The threat actors behind this campaign understand that urgency and authority are the best social engineering tools. To trick victims into executing their payloads, the attackers crafted highly localized and convincing decoys.
“These campaigns disseminate Winos 4.0 (ValleyRat) and subsequent malicious plugins through weaponized attachments or embedded links,” the FortiGuard Labs report notes. The lures are carefully designed to “mimic official communications, such as tax audit notifications, tax filing software installers, and cloud-based e-invoice downloads”.
To further legitimize their traps, the attackers are “registering domains that appear to be related to country-specific text to enhance the perceived legitimacy of their tax-themed and official document decoys”. Because this infrastructure is highly volatile and constantly rotating, analysts warn that “traditional, static domain blocking [is] insufficient as a primary defense”.
Once the victim takes the bait, a multi-stage infection process begins. Over a two-month observation period, researchers identified a diverse arsenal of delivery techniques.
These techniques included “malicious LNK files used for a downloader, DLL sideloading via legitimate executables to load shellcode, and BYOVD (Bring Your Own Vulnerable Driver) attacks using ‘wsftprm.sys'”.
By employing a BYOVD attack, the hackers bypass Windows kernel protections by dropping a legitimately signed, but known-vulnerable, driver onto the system to execute malicious code at the highest privilege levels.

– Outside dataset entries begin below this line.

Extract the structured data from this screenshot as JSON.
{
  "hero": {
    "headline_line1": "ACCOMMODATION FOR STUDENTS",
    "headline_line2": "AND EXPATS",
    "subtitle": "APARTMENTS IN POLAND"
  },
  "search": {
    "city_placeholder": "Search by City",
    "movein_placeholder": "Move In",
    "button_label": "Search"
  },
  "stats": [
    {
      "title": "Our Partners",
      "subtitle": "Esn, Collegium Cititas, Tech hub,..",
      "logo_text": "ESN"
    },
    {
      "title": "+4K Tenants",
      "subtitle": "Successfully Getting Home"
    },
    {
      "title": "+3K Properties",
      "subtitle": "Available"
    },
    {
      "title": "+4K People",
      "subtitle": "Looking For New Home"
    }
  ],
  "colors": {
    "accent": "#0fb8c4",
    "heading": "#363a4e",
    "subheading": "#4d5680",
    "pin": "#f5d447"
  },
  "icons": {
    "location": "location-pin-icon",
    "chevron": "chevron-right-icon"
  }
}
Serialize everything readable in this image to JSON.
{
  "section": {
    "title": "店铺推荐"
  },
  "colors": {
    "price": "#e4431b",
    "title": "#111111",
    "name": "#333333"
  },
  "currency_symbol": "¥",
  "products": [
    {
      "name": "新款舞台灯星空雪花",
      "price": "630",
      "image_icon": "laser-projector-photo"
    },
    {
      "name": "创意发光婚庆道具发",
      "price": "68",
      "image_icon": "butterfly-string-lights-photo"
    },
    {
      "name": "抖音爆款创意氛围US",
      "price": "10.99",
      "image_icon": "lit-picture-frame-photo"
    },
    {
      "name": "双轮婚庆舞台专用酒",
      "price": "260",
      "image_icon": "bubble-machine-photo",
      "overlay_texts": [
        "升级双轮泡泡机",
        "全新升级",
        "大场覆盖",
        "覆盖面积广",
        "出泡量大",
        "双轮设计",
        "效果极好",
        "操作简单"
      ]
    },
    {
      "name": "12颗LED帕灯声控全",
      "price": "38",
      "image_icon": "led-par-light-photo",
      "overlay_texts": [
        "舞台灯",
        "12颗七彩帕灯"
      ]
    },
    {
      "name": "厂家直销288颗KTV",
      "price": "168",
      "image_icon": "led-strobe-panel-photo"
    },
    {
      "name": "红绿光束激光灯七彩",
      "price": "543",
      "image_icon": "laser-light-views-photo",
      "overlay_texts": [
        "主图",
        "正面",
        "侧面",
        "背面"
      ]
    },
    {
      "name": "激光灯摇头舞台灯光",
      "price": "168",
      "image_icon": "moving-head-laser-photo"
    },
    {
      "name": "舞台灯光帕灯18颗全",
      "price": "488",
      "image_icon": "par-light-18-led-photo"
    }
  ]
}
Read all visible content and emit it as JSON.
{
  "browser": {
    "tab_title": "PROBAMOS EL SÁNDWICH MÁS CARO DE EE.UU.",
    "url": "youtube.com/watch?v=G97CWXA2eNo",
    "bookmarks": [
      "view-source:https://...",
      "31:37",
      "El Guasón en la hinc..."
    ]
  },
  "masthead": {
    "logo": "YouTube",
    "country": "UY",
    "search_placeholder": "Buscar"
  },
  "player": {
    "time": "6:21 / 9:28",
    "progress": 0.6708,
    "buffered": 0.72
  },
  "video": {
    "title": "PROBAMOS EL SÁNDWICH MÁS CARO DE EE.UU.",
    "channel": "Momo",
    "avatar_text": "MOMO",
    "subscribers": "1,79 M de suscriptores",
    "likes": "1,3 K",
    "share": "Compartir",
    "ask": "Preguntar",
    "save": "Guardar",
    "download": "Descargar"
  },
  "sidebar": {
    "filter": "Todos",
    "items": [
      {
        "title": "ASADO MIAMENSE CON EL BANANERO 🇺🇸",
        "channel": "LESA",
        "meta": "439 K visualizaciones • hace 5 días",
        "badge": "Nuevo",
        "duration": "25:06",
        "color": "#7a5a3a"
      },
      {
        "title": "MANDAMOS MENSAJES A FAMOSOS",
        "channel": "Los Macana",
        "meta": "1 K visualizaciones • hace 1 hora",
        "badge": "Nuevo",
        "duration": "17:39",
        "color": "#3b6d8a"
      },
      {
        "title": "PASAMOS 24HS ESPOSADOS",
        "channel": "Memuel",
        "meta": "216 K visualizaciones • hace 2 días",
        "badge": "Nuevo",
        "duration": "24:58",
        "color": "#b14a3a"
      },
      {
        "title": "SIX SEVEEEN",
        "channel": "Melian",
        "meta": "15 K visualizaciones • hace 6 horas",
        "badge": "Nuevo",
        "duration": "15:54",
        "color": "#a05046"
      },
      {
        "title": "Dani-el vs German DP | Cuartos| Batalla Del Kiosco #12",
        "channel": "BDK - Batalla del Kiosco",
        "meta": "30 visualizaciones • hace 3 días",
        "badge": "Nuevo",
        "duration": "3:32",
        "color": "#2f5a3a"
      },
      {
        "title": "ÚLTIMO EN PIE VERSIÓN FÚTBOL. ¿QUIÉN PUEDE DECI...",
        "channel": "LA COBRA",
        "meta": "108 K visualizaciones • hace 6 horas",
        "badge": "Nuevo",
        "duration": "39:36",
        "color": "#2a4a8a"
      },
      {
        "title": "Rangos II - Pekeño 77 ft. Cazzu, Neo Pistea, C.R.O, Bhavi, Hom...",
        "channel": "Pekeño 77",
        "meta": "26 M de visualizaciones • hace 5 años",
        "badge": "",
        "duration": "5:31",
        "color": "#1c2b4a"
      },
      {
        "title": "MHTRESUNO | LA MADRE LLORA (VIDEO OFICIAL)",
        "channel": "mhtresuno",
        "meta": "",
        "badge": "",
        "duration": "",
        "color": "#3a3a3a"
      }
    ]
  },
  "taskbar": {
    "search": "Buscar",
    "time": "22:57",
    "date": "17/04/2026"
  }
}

Furthermore, the attackers are becoming stealthier. “The technical evolution of this group is evident in their shift toward memory-resident execution for additional plugins, leaving minimal physical footprints on the local disk,” the report explains.
While the attackers went to great lengths to hide their malware, they made critical operational security errors. During an environmental check routine observed in August 2025, investigators uncovered overlapping infrastructure and consistent development machine identifiers.
This slip-up allowed researchers to tie the activity to a “specialized subgroup within Silver Fox,” a known APT group operating in Asia.
The investigation also led to “The exposure of internal project names, such as 倧馬ε°ζ‘”. According to FortiGuard Labs, this level of coordination “indicates a well-organized operation with a mature toolset and structured planning”.
As the Silver Fox subgroup continues to refine its tactics, security teams across Asia must adapt. Because the attackers are exploiting routine business processes, the frontline defense must be employee awareness.
“As this threat actor continues to refine its evasion techniques and infrastructure, users and organizations must remain highly vigilant. It is critical to treat any documents or links from non-trusted sources with extreme caution to prevent infection by this evolving threat,” the report concludes.